I have not always been an optimist, but serendipity has intervened so often in my life, that I now see helpful outcomes as more likely than less favourable ones – at least, most of the time!
I try to avoid pessimistic thoughts because that way lies depression and damage to mental health – which is currently far too common for many who have not experienced good fortune at any stage in their lives.

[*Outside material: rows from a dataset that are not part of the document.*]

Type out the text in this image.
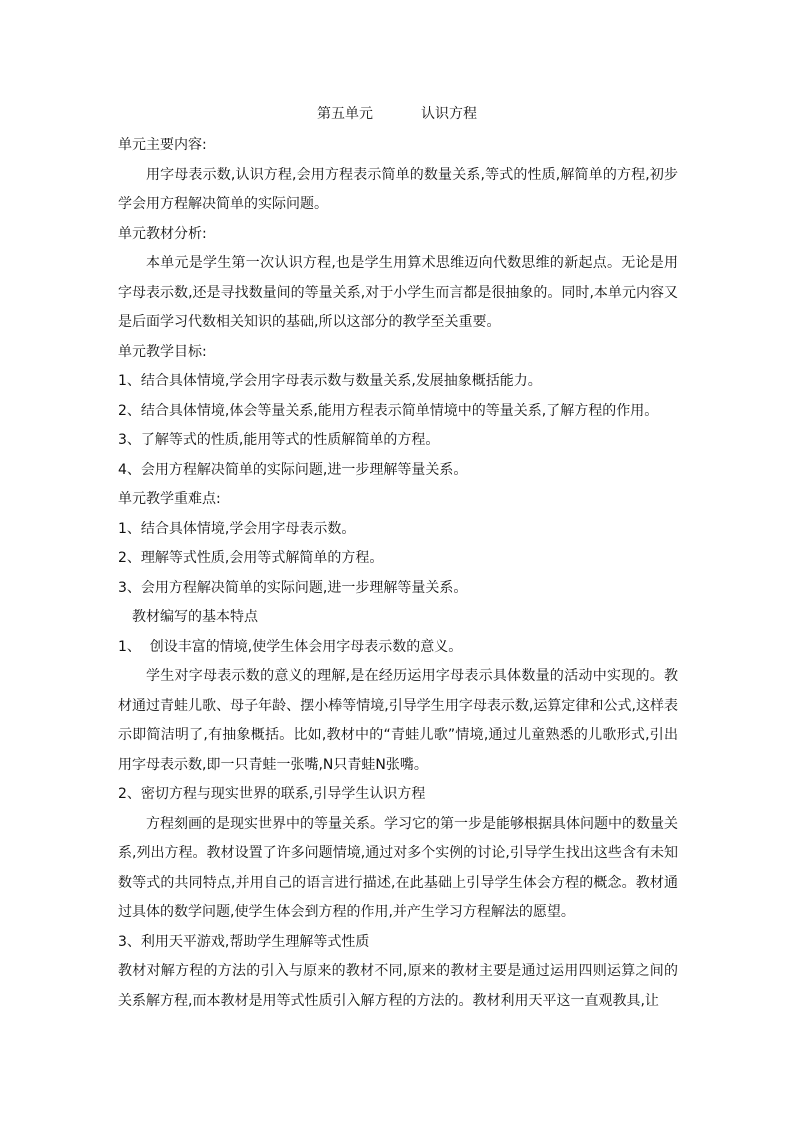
第五单元	认识方程

单元主要内容:

用字母表示数,认识方程,会用方程表示简单的数量关系,等式的性质,解简单的方程,初步学会用方程解决简单的实际问题。

单元教材分析:

本单元是学生第一次认识方程,也是学生用算术思维迈向代数思维的新起点。无论是用字母表示数,还是寻找数量间的等量关系,对于小学生而言都是很抽象的。同时,本单元内容又是后面学习代数相关知识的基础,所以这部分的教学至关重要。

单元教学目标:

1、结合具体情境,学会用字母表示数与数量关系,发展抽象概括能力。

2、结合具体情境,体会等量关系,能用方程表示简单情境中的等量关系,了解方程的作用。

3、了解等式的性质,能用等式的性质解简单的方程。

4、会用方程解决简单的实际问题,进一步理解等量关系。

单元教学重难点:

1、结合具体情境,学会用字母表示数。

2、理解等式性质,会用等式解简单的方程。

3、会用方程解决简单的实际问题,进一步理解等量关系。

教材编写的基本特点

1、  创设丰富的情境,使学生体会用字母表示数的意义。

学生对字母表示数的意义的理解,是在经历运用字母表示具体数量的活动中实现的。教材通过青蛙儿歌、母子年龄、摆小棒等情境,引导学生用字母表示数,运算定律和公式,这样表示即简洁明了,有抽象概括。比如,教材中的“青蛙儿歌”情境,通过儿童熟悉的儿歌形式,引出用字母表示数,即一只青蛙一张嘴,N只青蛙N张嘴。

2、密切方程与现实世界的联系,引导学生认识方程

方程刻画的是现实世界中的等量关系。学习它的第一步是能够根据具体问题中的数量关系,列出方程。教材设置了许多问题情境,通过对多个实例的讨论,引导学生找出这些含有未知数等式的共同特点,并用自己的语言进行描述,在此基础上引导学生体会方程的概念。教材通过具体的数学问题,使学生体会到方程的作用,并产生学习方程解法的愿望。

3、利用天平游戏,帮助学生理解等式性质

教材对解方程的方法的引入与原来的教材不同,原来的教材主要是通过运用四则运算之间的关系解方程,而本教材是用等式性质引入解方程的方法的。教材利用天平这一直观教具,让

Politically, I guess I am a progressive who sees social justice, and active efforts to reduce inequality, as essential goals, ones which do not appear to be embraced with any conviction by our major political parties!
But I see ideology as a serious enemy to progress – and progress is not necessarily achieved through continuous growth.
Human beings are the only animals where perpetual population growth is an expected outcome – with no thought for what that means in the context of limited resources.
If we were to stabilise population growth, which could now be done humanely, without wars and pandemics, we would reduce the pressure for continual growth.
‘Growing the economy’ has been the political mantra for too long, and we are achieving that growth through creating more and more waste and pollution, exploiting less developed countries to provide what verges on slave labour, and generally guaranteeing that future generations will be less and less likely to have a life worth living!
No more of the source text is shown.